Pero como identificarlas: Una deuda buena es aquella que nos permite adquirir un activo que a la larga será productivo, es decir, es aquella con la que generaremos más dinero y se generaran ingresos para pagarla. Por ejemplo: pides 100 pesos para poner un negocio a una tasa de interés del 20% anual, si al final del año el negocio te da para pagar los gastos del mismo y para pagar la deuda, es una deuda buena, ya que a partir de ahora tendrás ingresos que no tendrías si no te hubieras endeudado. Por el contrario, una deuda mala es aquellas que por lo regular esta canalizada hacia el consumo que generalmente llega a rebasar nuestra capacidad de pago.
Este tipo de deudas malas generalmente se dan cuando una persona o una empresa no está lista para pedir un préstamo. Tienen más egresos que ingresos, si no ahorras al menos el 10% de tus ingresos, si no tienes una planeación para construir un futuro financiero, seguramente cualquier deuda que adquiera será una deuda mala en vez de una deuda buena. Por ello, resulta imprescindible, jerarquizar nuestras necesidades para no incurrir en una deuda mala.
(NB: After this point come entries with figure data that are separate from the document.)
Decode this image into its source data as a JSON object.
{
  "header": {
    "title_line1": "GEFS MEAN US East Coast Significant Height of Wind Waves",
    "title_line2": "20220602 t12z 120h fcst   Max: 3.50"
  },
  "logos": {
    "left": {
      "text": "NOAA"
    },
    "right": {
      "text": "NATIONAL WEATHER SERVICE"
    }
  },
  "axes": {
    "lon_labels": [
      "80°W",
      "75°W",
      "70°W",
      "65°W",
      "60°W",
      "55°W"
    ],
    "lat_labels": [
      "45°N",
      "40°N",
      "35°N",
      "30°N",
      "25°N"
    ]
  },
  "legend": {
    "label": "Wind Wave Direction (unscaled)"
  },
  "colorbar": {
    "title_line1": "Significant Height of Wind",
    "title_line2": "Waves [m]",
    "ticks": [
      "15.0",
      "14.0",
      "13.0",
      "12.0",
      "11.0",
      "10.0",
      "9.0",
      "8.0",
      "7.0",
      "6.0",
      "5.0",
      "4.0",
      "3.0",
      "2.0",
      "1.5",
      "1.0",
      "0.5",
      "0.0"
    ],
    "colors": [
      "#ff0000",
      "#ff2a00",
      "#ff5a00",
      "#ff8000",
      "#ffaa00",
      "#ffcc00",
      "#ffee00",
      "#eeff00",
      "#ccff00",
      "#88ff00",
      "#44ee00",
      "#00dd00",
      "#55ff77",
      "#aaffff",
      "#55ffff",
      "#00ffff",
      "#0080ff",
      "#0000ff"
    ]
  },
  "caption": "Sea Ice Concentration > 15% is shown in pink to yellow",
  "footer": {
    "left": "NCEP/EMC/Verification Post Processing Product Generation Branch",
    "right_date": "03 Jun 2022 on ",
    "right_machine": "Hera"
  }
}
Por ejemplo, si un taxista quiere adquirir un automóvil nuevo, para él será una deuda buena porque le servirá para generar futuros ingresos. En cambio, podemos querer un Ferrari, pero no me alcanza para comprarlo y a lo mejor adquiero uno más sencillo y si nos empeñamos en comprarlo se convierte en una deuda mala.
Es importante señalar que estos parámetros no sólo se aplican para efectos de personas o empresas, sino también para países. Por ejemplo, lo que está sucediendo ahora mismo en Europa con Grecia y su endeudamiento que tanto preocupa a la Unión Europea y a los inversionistas internacionales, ya que la razón deuda/PIB en aquel país comienza a rebasar el 50%; es decir, por cada euro que se genere más de la mitad se destinará al pago de intereses y deuda, sólo debemos extrapolar esta situación a lo particular, es decir, a personas y empresas para darnos cuenta del problema que nos puede generar una deuda mala.
El principio que rige la deuda mala y la buena tal vez suene muy fácil pero es difícil de aplicar ya que estamos educados en el consumismo para obtener una gratificación instantánea, en el corto plazo.